Le choix de la destination ne tenait pas du hasard : l’entreprise «
Greenbioenergy SA » prévoit de construire à Delémont une usine de raffinage de
bioéthanol à partir de canne à sucre importée du Brésil. Un non-sens du point de
vue environnemental et du développement, disent les ONG de développement et le
Collectif contre l’importation d’agrocarburants à Delémont. Le conseiller
national Rudolf Rechsteiner, président de SWISSAID, l’a souligné : « La production des agrocarburants a
contribué à augmenter les prix des céréales et à expulser les paysans de leur
terre […] Il faut donc privilégier les sources renouvelables locales d’énergie
plutôt que d’importer des agrocarburants. »
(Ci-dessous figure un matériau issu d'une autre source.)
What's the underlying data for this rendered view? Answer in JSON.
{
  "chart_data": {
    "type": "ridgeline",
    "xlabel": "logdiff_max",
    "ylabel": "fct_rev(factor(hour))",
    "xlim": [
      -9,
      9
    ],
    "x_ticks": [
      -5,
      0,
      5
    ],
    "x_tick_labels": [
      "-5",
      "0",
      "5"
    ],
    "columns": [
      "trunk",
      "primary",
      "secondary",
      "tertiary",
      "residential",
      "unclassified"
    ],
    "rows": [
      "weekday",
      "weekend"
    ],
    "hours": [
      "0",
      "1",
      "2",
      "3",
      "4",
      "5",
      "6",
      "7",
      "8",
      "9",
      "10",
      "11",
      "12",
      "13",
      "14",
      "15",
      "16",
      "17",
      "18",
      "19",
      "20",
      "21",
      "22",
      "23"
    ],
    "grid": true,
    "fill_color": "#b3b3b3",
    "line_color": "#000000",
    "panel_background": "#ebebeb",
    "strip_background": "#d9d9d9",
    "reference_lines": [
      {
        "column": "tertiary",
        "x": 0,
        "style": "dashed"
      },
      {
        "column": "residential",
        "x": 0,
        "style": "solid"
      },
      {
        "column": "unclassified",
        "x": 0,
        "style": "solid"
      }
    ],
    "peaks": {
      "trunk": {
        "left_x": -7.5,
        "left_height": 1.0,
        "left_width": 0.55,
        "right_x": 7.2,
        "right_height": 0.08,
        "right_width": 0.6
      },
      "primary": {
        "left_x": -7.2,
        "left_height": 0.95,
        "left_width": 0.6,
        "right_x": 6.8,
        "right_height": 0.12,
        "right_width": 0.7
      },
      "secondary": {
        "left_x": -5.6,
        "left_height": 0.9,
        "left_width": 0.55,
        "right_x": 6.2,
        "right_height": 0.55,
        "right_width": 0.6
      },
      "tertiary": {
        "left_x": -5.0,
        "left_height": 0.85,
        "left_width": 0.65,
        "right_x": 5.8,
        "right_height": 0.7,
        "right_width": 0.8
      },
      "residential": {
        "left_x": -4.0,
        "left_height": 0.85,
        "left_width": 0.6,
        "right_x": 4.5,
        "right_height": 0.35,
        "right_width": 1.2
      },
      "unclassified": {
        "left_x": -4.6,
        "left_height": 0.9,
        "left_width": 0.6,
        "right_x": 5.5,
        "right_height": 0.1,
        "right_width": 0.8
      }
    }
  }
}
« Il est simplement inadmissible que des gens meurent de faim pour que nous
puissions rouler propre », s’est exclamée Marguerite Contat Hickel, présidente de SWISSAID Genève, en relevant que les agrocarburants profitent avant tout aux grandes
multinationales et signifient des « cultures transgéniques en embuscade ». Et
Javiera Rulli, biologiste d’Argentine, de renchérir : « Le soja a du sang sur
les mains », en regrettant qu’une entreprise comme Monsanto, dont le siège est à
Morges, puisse bénéficier de crédits carbones tout en promouvant les OGM.
En ce sens, Liliane Maury-Pasquier a relevé les limites d’une « simple prise
de conscience des problèmes liés au réchauffement climatique et à la faim dans
le monde. Car elle peut ouvrir la voie à des remèdes qui aggravent le mal qu’ils
prétendent combattre ou qui ont des effets collatéraux absolument désastreux.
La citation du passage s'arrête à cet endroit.